A necessária revolução do bom senso
Confessso que às vezes me apetece dizer basta a este crescente pessimismo que vai invadindo as reportagens íntimas destas minhas crónicas sobre o tempo que passa. Até gostaria de poder destacar alguns sinais de esperança colectiva sem o tremendismo vocabular que esta nostalgia pelo bem, com que se identifica a clássica procura do melhor regime, me provoca. Infelizmente, quanto mais procuro o prazer de pensar a política, mais acabo por ter que denunciar os sinais de corrupção e de indiferentismo em que vamos definhando.
Com efeito, gostaria de ter as ingénuas ou lúcidas energias que movem os políticos profissionais quando estes estão no poder, ou quando, passados à oposição, logo têm um programa de salvação do mundo, esquecidos que ainda há poucos meses eram os mais panglóssicos defensores do mesmo situacionismo. Por mim, ainda sou capaz de reconhecer que, apesar de tudo, este governo, apesar de ser péssimo, é bem menos péssimo do que o respectivo antecessor, embora muitas estrelas que o marcam continuem a empalidecer por cansaço pessoal.
Entristecem-nos particularmente as cenas que revelam a permanência daquela mentalidade do bloco central de interesses, assente no neocorporativismo e no despudor da casta banco-burocrática.

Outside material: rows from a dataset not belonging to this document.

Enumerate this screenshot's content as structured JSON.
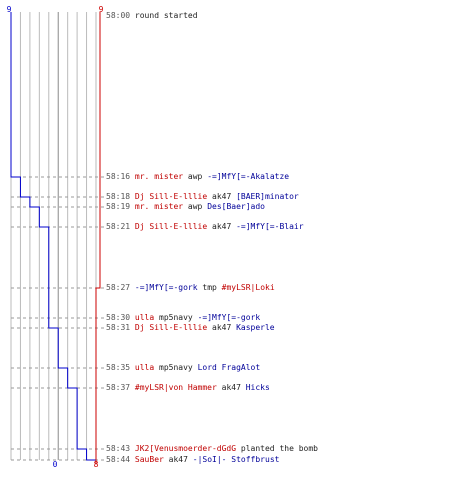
{
  "graph": {
    "blue_start": "9",
    "red_start": "9",
    "blue_end": "0",
    "red_end": "8",
    "blue_color": "#0000cc",
    "red_color": "#cc0000",
    "grid_color": "#bbbbbb",
    "blue_steps": [
      9,
      8,
      7,
      6,
      5,
      5,
      4,
      3,
      2,
      1,
      0
    ],
    "red_steps": [
      9,
      9,
      9,
      9,
      9,
      8,
      8,
      8,
      8,
      8,
      8
    ]
  },
  "events": [
    {
      "time": "58:00",
      "a": "",
      "a_team": "",
      "action": "round started",
      "v": "",
      "v_team": ""
    },
    {
      "time": "58:16",
      "a": "mr. mister",
      "a_team": "red",
      "action": "awp",
      "v": "-=]MfY[=-Akalatze",
      "v_team": "blue"
    },
    {
      "time": "58:18",
      "a": "Dj Sill-E-lllie",
      "a_team": "red",
      "action": "ak47",
      "v": "[BAER]minator",
      "v_team": "blue"
    },
    {
      "time": "58:19",
      "a": "mr. mister",
      "a_team": "red",
      "action": "awp",
      "v": "Des[Baer]ado",
      "v_team": "blue"
    },
    {
      "time": "58:21",
      "a": "Dj Sill-E-lllie",
      "a_team": "red",
      "action": "ak47",
      "v": "-=]MfY[=-Blair",
      "v_team": "blue"
    },
    {
      "time": "58:27",
      "a": "-=]MfY[=-gork",
      "a_team": "blue",
      "action": "tmp",
      "v": "#myLSR|Loki",
      "v_team": "red"
    },
    {
      "time": "58:30",
      "a": "ulla",
      "a_team": "red",
      "action": "mp5navy",
      "v": "-=]MfY[=-gork",
      "v_team": "blue"
    },
    {
      "time": "58:31",
      "a": "Dj Sill-E-lllie",
      "a_team": "red",
      "action": "ak47",
      "v": "Kasperle",
      "v_team": "blue"
    },
    {
      "time": "58:35",
      "a": "ulla",
      "a_team": "red",
      "action": "mp5navy",
      "v": "Lord FragAlot",
      "v_team": "blue"
    },
    {
      "time": "58:37",
      "a": "#myLSR|von Hammer",
      "a_team": "red",
      "action": "ak47",
      "v": "Hicks",
      "v_team": "blue"
    },
    {
      "time": "58:43",
      "a": "JK2[Venusmoerder-dGdG",
      "a_team": "red",
      "action": "planted the bomb",
      "v": "",
      "v_team": ""
    },
    {
      "time": "58:44",
      "a": "SauBer",
      "a_team": "red",
      "action": "ak47",
      "v": "-|SoI|- Stoffbrust",
      "v_team": "blue"
    }
  ]
}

Até receamos que as politiqueirices da corrida autárquica e o estupefaciante das eleições presidenciais levem a que Sócrates se esqueça que tem o dever de dinamizar esse bem politicamente escasso chamado maioria absoluta.

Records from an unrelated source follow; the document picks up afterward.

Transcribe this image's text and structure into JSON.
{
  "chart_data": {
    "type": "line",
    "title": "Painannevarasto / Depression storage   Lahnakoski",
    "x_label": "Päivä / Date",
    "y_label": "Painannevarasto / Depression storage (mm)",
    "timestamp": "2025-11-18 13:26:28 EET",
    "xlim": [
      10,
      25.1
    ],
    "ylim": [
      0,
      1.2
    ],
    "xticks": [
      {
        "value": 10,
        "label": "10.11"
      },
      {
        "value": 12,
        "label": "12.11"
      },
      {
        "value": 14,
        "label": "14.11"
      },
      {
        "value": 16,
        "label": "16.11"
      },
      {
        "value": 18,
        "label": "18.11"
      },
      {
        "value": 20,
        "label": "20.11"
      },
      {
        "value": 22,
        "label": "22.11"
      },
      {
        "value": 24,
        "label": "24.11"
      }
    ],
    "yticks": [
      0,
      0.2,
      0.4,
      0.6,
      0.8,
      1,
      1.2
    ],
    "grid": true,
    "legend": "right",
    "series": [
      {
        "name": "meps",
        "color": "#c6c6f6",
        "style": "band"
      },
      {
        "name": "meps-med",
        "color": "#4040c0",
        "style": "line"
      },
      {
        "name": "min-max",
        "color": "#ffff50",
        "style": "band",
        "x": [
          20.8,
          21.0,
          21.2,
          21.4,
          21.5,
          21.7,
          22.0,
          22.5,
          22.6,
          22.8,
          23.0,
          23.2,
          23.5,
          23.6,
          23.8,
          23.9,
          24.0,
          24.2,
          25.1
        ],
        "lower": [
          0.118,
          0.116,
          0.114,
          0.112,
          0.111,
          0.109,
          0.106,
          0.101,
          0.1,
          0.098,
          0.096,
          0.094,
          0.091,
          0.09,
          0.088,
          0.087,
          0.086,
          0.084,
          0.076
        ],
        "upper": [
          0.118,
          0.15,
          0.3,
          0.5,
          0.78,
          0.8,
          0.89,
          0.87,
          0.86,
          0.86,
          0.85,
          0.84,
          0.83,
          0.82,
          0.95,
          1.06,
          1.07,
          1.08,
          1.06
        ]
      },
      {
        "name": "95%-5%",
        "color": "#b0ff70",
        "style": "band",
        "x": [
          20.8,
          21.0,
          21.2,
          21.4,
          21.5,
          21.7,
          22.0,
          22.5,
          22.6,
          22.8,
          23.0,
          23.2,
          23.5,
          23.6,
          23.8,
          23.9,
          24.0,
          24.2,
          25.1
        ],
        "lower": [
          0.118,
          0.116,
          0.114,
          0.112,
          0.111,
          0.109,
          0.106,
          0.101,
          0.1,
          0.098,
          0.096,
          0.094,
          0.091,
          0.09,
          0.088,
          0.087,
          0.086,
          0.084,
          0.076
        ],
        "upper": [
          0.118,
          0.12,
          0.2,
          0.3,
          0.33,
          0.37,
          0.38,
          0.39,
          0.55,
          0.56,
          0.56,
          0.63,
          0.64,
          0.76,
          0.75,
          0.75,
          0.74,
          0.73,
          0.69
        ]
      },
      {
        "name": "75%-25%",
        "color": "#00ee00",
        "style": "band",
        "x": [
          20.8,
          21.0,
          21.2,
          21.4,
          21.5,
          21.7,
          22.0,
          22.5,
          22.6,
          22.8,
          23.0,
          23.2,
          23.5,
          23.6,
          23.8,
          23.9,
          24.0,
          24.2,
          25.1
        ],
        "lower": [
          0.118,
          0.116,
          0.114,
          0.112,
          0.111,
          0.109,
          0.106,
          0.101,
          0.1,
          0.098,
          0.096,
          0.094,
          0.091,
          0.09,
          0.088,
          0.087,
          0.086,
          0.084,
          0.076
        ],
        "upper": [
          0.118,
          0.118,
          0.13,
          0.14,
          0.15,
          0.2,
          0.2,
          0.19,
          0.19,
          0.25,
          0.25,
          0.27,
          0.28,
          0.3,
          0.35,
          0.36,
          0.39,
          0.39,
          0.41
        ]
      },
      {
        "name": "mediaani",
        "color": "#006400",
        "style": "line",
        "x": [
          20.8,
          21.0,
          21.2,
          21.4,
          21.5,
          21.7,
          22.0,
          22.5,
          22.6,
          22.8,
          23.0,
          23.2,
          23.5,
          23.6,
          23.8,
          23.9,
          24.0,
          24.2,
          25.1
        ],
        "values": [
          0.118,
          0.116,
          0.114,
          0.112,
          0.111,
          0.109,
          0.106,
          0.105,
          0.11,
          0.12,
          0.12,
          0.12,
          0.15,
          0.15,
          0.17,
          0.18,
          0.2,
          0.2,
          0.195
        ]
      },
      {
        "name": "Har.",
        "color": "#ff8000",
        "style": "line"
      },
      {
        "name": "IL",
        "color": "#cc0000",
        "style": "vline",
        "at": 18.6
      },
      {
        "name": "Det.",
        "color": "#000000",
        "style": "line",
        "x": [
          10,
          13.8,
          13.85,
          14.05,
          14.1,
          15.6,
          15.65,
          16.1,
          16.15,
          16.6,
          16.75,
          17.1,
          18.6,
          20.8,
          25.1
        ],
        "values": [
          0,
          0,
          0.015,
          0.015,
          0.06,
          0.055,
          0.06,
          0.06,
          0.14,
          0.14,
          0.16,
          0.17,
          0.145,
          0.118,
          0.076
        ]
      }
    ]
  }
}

Compreendemos o drama do défice, mas não propomos que se privatizem blocos do domínio público marítimo para a constituição de praias de luxo. Notamos o encarquilhamento estratégico que marca a presente indecisão europeia. Sabemos que a nossa independência apenas passa pela gestão de dependências. Mas consideramos terrível que não seja possível debelar esta doença pós-totalitária com que nos vamos lestizando e terceiromundizando. Não me conformo com esta oportunidade de perdida e não quero que me voltem a alcunhar como a turquia ocidental.
Imagem picada em Platero
O sistema político não parece conseguir sair da rotina decadentista de umas regras do jogo que nos conduziram e conduzirão sempre à meia derrota do conformismo rotativo, tipo administração da Caixa Geral de Depósitos. O modelo dos partidos políticos que o marca não parece capaz de produzir um "new deal" onde, baralhando e dando de novo, pudessem chegar as necessárias reformas estruturais que nos permitissem viver com aquilo que produzimos, bem como as mais profundas regenerações morais e culturais que, dando autonomia às pessoas, adensassem o comunitarismo e permitissem que largássemos as amarras da inércia. Precisávamos de partir para uma nova aventura colectiva onde o movimento não fosse a ilusão de virarmos a barca para a esquerda e para a direita, mas sem sairmos do mesmo círculo vicioso, onde só andamos quando os outros nos dão bolina.
Não é a conversa mole do oportunismo das presidenciais que pode produzir o necessário abalo regenerador. A inevitável procissão de notáveis vaidades que as candidaturas desencadearão se podem propiciar brilhantes análises de "jet set" serão bastante pouco para o muito que se exige de todos e para todos. A solução talvez esteja em quem venha apresentar o ovo de Colombo daquilo que muitos dão o nome de bom senso. Porque não tardará que todos comecem a visualizar como alternativa o mero fim do regime, mesmo aqueles que, como eu, preferiam a chegada de um Charles de Gaulle, com história de resistência e sentido de futuro.